28
June

New water-cooling solar panels could lower the cost of air conditioning by 20%

Most of us have heard of solar water heaters. Now, there’s a solar water cooler, and the technology may sharply lower the cost of industrial-scale air conditioning and refrigeration.

The new water coolers are panels that sit atop a roof, and they’re made of three components. The first is a plastic layer topped with a silver coating that reflects nearly all incoming sunlight, keeping the panel from heating up in the summer sun. The plastic layer sits atop the second component, a snaking copper tube. Water is piped through the tube, where it sheds heat to the plastic. That heat is then radiated out by the plastic at a wavelength in the middle region of the infrared (IR) spectrum, which is not absorbed by the atmosphere and instead travels all the way to outer space. Finally, the whole panel is encased in a thermally insulating plastic housing that ensures nearly all the heat radiated away comes from the circulating water and not the surrounding air.

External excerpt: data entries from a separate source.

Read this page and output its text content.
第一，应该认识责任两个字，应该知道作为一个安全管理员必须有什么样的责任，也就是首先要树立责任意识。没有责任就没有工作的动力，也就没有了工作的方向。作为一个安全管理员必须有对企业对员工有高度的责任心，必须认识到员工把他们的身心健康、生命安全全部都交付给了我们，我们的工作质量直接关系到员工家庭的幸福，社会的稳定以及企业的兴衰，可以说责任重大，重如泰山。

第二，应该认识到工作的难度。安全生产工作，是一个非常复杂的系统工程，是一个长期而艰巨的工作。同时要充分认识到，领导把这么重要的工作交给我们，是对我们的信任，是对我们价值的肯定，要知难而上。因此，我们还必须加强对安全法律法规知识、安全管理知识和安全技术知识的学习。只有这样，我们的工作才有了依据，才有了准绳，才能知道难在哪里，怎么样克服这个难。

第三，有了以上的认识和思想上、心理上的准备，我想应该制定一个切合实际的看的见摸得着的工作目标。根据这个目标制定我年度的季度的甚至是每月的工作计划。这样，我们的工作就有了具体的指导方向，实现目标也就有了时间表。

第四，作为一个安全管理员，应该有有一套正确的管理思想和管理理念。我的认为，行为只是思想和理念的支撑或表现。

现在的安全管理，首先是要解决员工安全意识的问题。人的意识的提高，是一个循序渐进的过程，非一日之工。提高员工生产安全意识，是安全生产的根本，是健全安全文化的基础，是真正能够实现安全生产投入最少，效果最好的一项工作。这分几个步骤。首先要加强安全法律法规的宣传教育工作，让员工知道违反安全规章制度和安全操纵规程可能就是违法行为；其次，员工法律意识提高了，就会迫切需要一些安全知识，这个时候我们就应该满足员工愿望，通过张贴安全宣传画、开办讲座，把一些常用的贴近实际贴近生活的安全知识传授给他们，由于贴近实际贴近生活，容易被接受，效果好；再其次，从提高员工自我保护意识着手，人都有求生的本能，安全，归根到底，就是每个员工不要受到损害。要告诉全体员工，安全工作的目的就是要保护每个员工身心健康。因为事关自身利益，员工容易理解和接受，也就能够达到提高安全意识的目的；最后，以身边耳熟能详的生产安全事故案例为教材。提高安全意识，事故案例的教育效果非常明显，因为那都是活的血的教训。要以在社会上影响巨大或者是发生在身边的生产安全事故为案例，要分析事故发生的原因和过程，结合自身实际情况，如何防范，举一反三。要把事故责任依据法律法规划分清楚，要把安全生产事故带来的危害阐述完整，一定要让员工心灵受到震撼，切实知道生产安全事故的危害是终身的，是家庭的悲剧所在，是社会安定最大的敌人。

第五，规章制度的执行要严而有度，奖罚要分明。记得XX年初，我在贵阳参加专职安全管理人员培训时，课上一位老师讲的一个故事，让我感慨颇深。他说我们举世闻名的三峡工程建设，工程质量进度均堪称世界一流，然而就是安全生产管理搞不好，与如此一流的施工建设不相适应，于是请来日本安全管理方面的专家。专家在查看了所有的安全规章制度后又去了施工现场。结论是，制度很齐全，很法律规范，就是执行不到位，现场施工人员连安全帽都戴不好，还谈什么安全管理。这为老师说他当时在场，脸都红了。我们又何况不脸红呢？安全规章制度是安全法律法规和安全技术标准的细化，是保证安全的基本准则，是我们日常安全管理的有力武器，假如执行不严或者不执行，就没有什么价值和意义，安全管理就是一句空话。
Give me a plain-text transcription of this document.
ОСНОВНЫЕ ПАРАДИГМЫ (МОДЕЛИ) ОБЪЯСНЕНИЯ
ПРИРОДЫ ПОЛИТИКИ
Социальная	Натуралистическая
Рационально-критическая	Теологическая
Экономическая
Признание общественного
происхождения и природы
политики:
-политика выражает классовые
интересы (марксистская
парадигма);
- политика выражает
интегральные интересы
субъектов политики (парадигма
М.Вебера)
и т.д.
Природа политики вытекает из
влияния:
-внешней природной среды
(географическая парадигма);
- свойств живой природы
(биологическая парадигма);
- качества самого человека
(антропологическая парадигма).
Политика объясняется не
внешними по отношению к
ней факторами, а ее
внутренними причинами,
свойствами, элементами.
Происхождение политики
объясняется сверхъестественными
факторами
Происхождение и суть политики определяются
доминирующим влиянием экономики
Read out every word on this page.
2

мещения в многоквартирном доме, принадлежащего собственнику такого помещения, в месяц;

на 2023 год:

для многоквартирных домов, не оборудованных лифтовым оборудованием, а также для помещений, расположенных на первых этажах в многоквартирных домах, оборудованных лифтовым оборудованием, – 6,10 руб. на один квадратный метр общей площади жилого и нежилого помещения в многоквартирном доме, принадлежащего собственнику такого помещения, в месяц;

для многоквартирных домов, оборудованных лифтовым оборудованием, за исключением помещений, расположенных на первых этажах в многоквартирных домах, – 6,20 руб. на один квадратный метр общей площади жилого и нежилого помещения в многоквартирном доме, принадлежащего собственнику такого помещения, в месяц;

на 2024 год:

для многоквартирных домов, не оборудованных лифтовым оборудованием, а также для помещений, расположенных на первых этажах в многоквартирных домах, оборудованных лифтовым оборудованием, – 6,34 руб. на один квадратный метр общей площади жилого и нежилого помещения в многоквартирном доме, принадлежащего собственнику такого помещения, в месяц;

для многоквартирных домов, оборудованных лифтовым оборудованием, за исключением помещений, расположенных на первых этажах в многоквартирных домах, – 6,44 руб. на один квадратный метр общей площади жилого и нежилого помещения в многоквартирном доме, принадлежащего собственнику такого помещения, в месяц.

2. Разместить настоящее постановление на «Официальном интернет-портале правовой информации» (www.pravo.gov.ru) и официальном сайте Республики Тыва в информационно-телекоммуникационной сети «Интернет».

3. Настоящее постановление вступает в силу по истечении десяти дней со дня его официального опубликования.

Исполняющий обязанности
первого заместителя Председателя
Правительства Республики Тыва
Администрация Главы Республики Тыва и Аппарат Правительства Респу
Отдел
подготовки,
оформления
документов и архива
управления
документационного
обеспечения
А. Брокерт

Researchers at Stanford University in Palo Alto, California, recently placed three water cooling panels—each 0.37 square meters—atop a building on campus and circulated water through them at a rate of 0.2 liters every minute. They report today in Nature Energy that their setup cooled the water as much as 5°C below the ambient temperature over 3 days of testing. They then modeled how their panels would behave if integrated into a typical air conditioning unit for a two-story building in Las Vegas, Nevada. The results: Their setup would lower the building’s air conditioning electrical demand by 21% over the summer.